There is ancreased saturation of colors. Really working at building of form. The plant takes on depth and dimension. Increased focus on spatial clarity--overlapping elements, hard and soft edges, receding colors, and all as contrasts.

January 9, 2008

First stage analysis

The washes in the illustration below are the first layer. Colors used were carefully chosen with regards to spatial clarity and atmospheric perspective. "What!?!?!?!" all you landscape painters will complain. "How can you have atmospheric perspective in a matter of a few inches of depth?!?!?!" That is part of the illusion of botanical illustration.
To start this painting I used basically three colors: a yellow-green, a bright middle-green, and a grayed-up green. Some artists begin with a flat wash over the surfaces, but I like to start introducing form right away. The closest leaves begin with a pale yellow-green wash, preserving any white for highlights. The three front leaves are painted in the bright middle-green.
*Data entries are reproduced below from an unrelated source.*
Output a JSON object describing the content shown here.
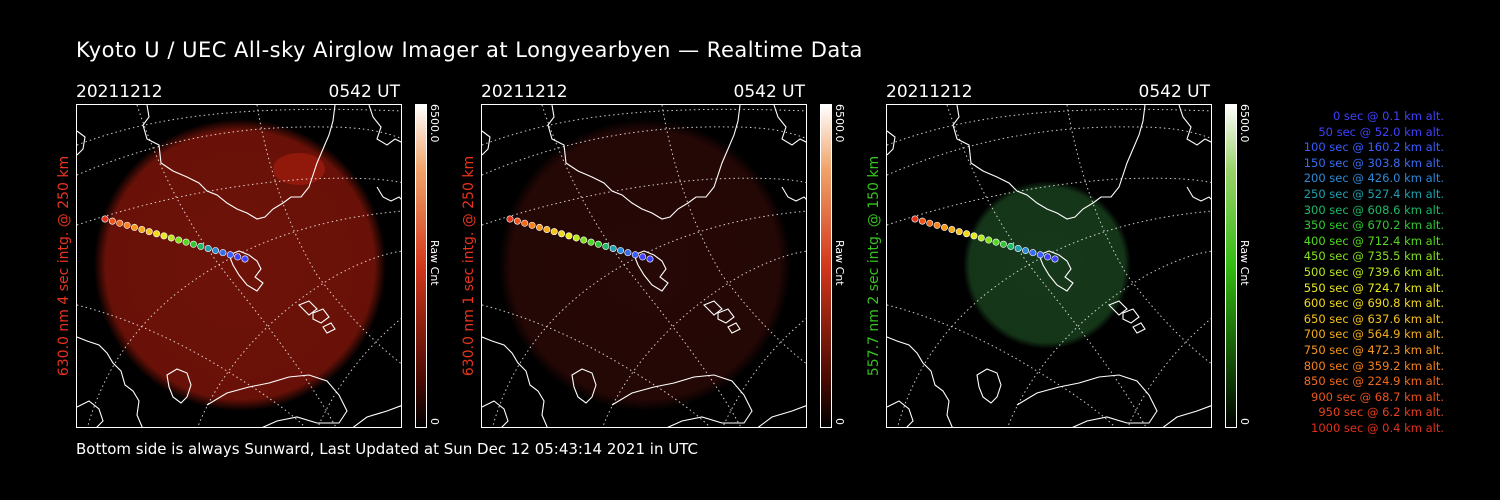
{
  "title": "Kyoto U / UEC All-sky Airglow Imager at Longyearbyen — Realtime Data",
  "footer": "Bottom side is always Sunward, Last Updated at Sun Dec 12 05:43:14 2021 in UTC",
  "panels": [
    {
      "date": "20211212",
      "time": "0542 UT",
      "ylabel": "630.0 nm 4 sec intg. @ 250 km",
      "label_color": "#e8331d",
      "colorbar": {
        "max": "6500.0",
        "min": "0",
        "unit": "Raw Cnt",
        "color": "#d2371c"
      }
    },
    {
      "date": "20211212",
      "time": "0542 UT",
      "ylabel": "630.0 nm 1 sec intg. @ 250 km",
      "label_color": "#e8331d",
      "colorbar": {
        "max": "6500.0",
        "min": "0",
        "unit": "Raw Cnt",
        "color": "#d2371c"
      }
    },
    {
      "date": "20211212",
      "time": "0542 UT",
      "ylabel": "557.7 nm 2 sec intg. @ 150 km",
      "label_color": "#37c21f",
      "colorbar": {
        "max": "6500.0",
        "min": "0",
        "unit": "Raw Cnt",
        "color": "#33bb11"
      }
    }
  ],
  "legend": [
    {
      "text": "0 sec @   0.1 km alt.",
      "color": "#4040ff"
    },
    {
      "text": "50 sec @  52.0 km alt.",
      "color": "#4040ff"
    },
    {
      "text": "100 sec @ 160.2 km alt.",
      "color": "#3a5cff"
    },
    {
      "text": "150 sec @ 303.8 km alt.",
      "color": "#3a6cf0"
    },
    {
      "text": "200 sec @ 426.0 km alt.",
      "color": "#2c8ad8"
    },
    {
      "text": "250 sec @ 527.4 km alt.",
      "color": "#1fa0b0"
    },
    {
      "text": "300 sec @ 608.6 km alt.",
      "color": "#1fb86a"
    },
    {
      "text": "350 sec @ 670.2 km alt.",
      "color": "#30c830"
    },
    {
      "text": "400 sec @ 712.4 km alt.",
      "color": "#52d820"
    },
    {
      "text": "450 sec @ 735.5 km alt.",
      "color": "#80e020"
    },
    {
      "text": "500 sec @ 739.6 km alt.",
      "color": "#b8e81e"
    },
    {
      "text": "550 sec @ 724.7 km alt.",
      "color": "#e8e820"
    },
    {
      "text": "600 sec @ 690.8 km alt.",
      "color": "#f0d81e"
    },
    {
      "text": "650 sec @ 637.6 km alt.",
      "color": "#f5c21c"
    },
    {
      "text": "700 sec @ 564.9 km alt.",
      "color": "#f5ac1c"
    },
    {
      "text": "750 sec @ 472.3 km alt.",
      "color": "#f5961c"
    },
    {
      "text": "800 sec @ 359.2 km alt.",
      "color": "#f5801c"
    },
    {
      "text": "850 sec @ 224.9 km alt.",
      "color": "#f06a1c"
    },
    {
      "text": "900 sec @  68.7 km alt.",
      "color": "#ec541c"
    },
    {
      "text": "950 sec @   6.2 km alt.",
      "color": "#e8401c"
    },
    {
      "text": "1000 sec @   0.4 km alt.",
      "color": "#e4301c"
    }
  ],
  "glow_colors": [
    "#6e1208",
    "#260806",
    "#16381a"
  ]
}
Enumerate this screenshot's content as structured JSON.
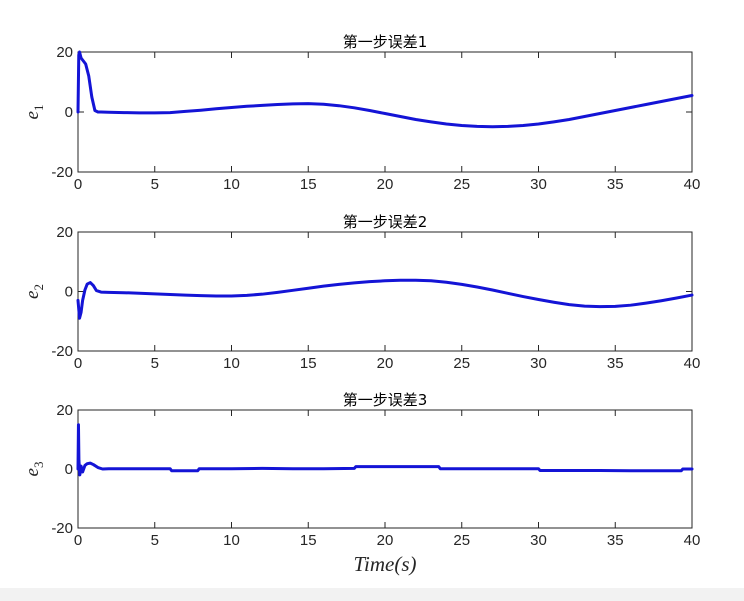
{
  "chart_data": [
    {
      "type": "line",
      "title": "第一步误差1",
      "ylabel": "e",
      "ylabel_sub": "1",
      "xlim": [
        0,
        40
      ],
      "ylim": [
        -20,
        20
      ],
      "xticks": [
        0,
        5,
        10,
        15,
        20,
        25,
        30,
        35,
        40
      ],
      "yticks": [
        -20,
        0,
        20
      ],
      "grid": false,
      "line_color": "#1414d6",
      "series": [
        {
          "x": [
            0,
            0.05,
            0.1,
            0.2,
            0.35,
            0.5,
            0.7,
            0.9,
            1.1,
            1.3,
            1.5,
            2,
            3,
            4,
            5,
            6,
            7,
            8,
            9,
            10,
            11,
            12,
            13,
            14,
            15,
            16,
            17,
            18,
            19,
            20,
            21,
            22,
            23,
            24,
            25,
            26,
            27,
            28,
            29,
            30,
            31,
            32,
            33,
            34,
            35,
            36,
            37,
            38,
            39,
            40
          ],
          "y": [
            0,
            19,
            20,
            18,
            17,
            16,
            12,
            5,
            0.5,
            0,
            0,
            -0.1,
            -0.2,
            -0.3,
            -0.3,
            -0.2,
            0.2,
            0.6,
            1.1,
            1.5,
            1.9,
            2.2,
            2.5,
            2.7,
            2.8,
            2.6,
            2.1,
            1.4,
            0.5,
            -0.5,
            -1.5,
            -2.5,
            -3.3,
            -4.0,
            -4.5,
            -4.8,
            -4.9,
            -4.8,
            -4.5,
            -4.0,
            -3.3,
            -2.5,
            -1.5,
            -0.5,
            0.5,
            1.5,
            2.5,
            3.5,
            4.5,
            5.5
          ]
        }
      ]
    },
    {
      "type": "line",
      "title": "第一步误差2",
      "ylabel": "e",
      "ylabel_sub": "2",
      "xlim": [
        0,
        40
      ],
      "ylim": [
        -20,
        20
      ],
      "xticks": [
        0,
        5,
        10,
        15,
        20,
        25,
        30,
        35,
        40
      ],
      "yticks": [
        -20,
        0,
        20
      ],
      "grid": false,
      "line_color": "#1414d6",
      "series": [
        {
          "x": [
            0,
            0.1,
            0.2,
            0.3,
            0.45,
            0.6,
            0.8,
            1.0,
            1.2,
            1.5,
            2,
            3,
            4,
            5,
            6,
            7,
            8,
            9,
            10,
            11,
            12,
            13,
            14,
            15,
            16,
            17,
            18,
            19,
            20,
            21,
            22,
            23,
            24,
            25,
            26,
            27,
            28,
            29,
            30,
            31,
            32,
            33,
            34,
            35,
            36,
            37,
            38,
            39,
            40
          ],
          "y": [
            -3,
            -9,
            -7,
            -3,
            0.5,
            2.5,
            3,
            2,
            0.3,
            -0.2,
            -0.3,
            -0.4,
            -0.6,
            -0.8,
            -1.0,
            -1.2,
            -1.4,
            -1.5,
            -1.5,
            -1.3,
            -0.9,
            -0.3,
            0.4,
            1.1,
            1.8,
            2.4,
            2.9,
            3.3,
            3.6,
            3.8,
            3.8,
            3.6,
            3.1,
            2.4,
            1.5,
            0.5,
            -0.6,
            -1.7,
            -2.7,
            -3.6,
            -4.4,
            -4.9,
            -5.1,
            -5.0,
            -4.6,
            -3.9,
            -3.1,
            -2.2,
            -1.2
          ]
        }
      ]
    },
    {
      "type": "line",
      "title": "第一步误差3",
      "ylabel": "e",
      "ylabel_sub": "3",
      "xlabel": "Time(s)",
      "xlim": [
        0,
        40
      ],
      "ylim": [
        -20,
        20
      ],
      "xticks": [
        0,
        5,
        10,
        15,
        20,
        25,
        30,
        35,
        40
      ],
      "yticks": [
        -20,
        0,
        20
      ],
      "grid": false,
      "line_color": "#1414d6",
      "series": [
        {
          "x": [
            0,
            0.03,
            0.06,
            0.12,
            0.2,
            0.3,
            0.45,
            0.6,
            0.8,
            1.0,
            1.3,
            1.6,
            2,
            4,
            6,
            6.1,
            7.8,
            7.9,
            10,
            12,
            14,
            16,
            18,
            18.1,
            20,
            22,
            23.5,
            23.6,
            26,
            28,
            30,
            30.1,
            32,
            34,
            36,
            38,
            39.3,
            39.4,
            40
          ],
          "y": [
            0,
            15,
            3,
            -2,
            1,
            -1,
            1.2,
            1.8,
            2,
            1.5,
            0.5,
            0,
            0.1,
            0.1,
            0.1,
            -0.6,
            -0.6,
            0.1,
            0.1,
            0.2,
            0.1,
            0.1,
            0.2,
            0.8,
            0.8,
            0.8,
            0.8,
            0.1,
            0.1,
            0.1,
            0.1,
            -0.5,
            -0.5,
            -0.5,
            -0.6,
            -0.6,
            -0.6,
            0,
            0
          ]
        }
      ]
    }
  ]
}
The three back leaves are painted in the grayed-up green. This begins the illusion of atmospheric perspective. I'm afraid my scan does not show the true subtle differences in the colors.
yellow-green = hansa yellow + cerulean
middle-green = cerulean + hansa yellow
grayed-up green = cerulean + cadmium yellow

January 8, 2008

Botanical Illustration: First Stage Washes


This is the first layer of watercolor washes. Each new layer beyond this builds form, depth, and increases saturation of color.

January 5, 2008

Botanical Illustration: Value Study


This is a graphite pencil drawing. It is a value study to follow as the color painting is built up.

January 4, 2008

Botanical Illustration


Here is one of the first steps in botanical illustration. This is an accurate, contour line drawing of the specimen. This is a simple, small, illustration of rhododendron leaves. This is an example that I use in my watercolor classes.

January 3, 2008

What's this scribble?


This is a scribble drawing. It's relaxing to do these in pen and ink, because it's simple, repetitive, and doesn't take a lot of thought. Not like botanical illustration at all!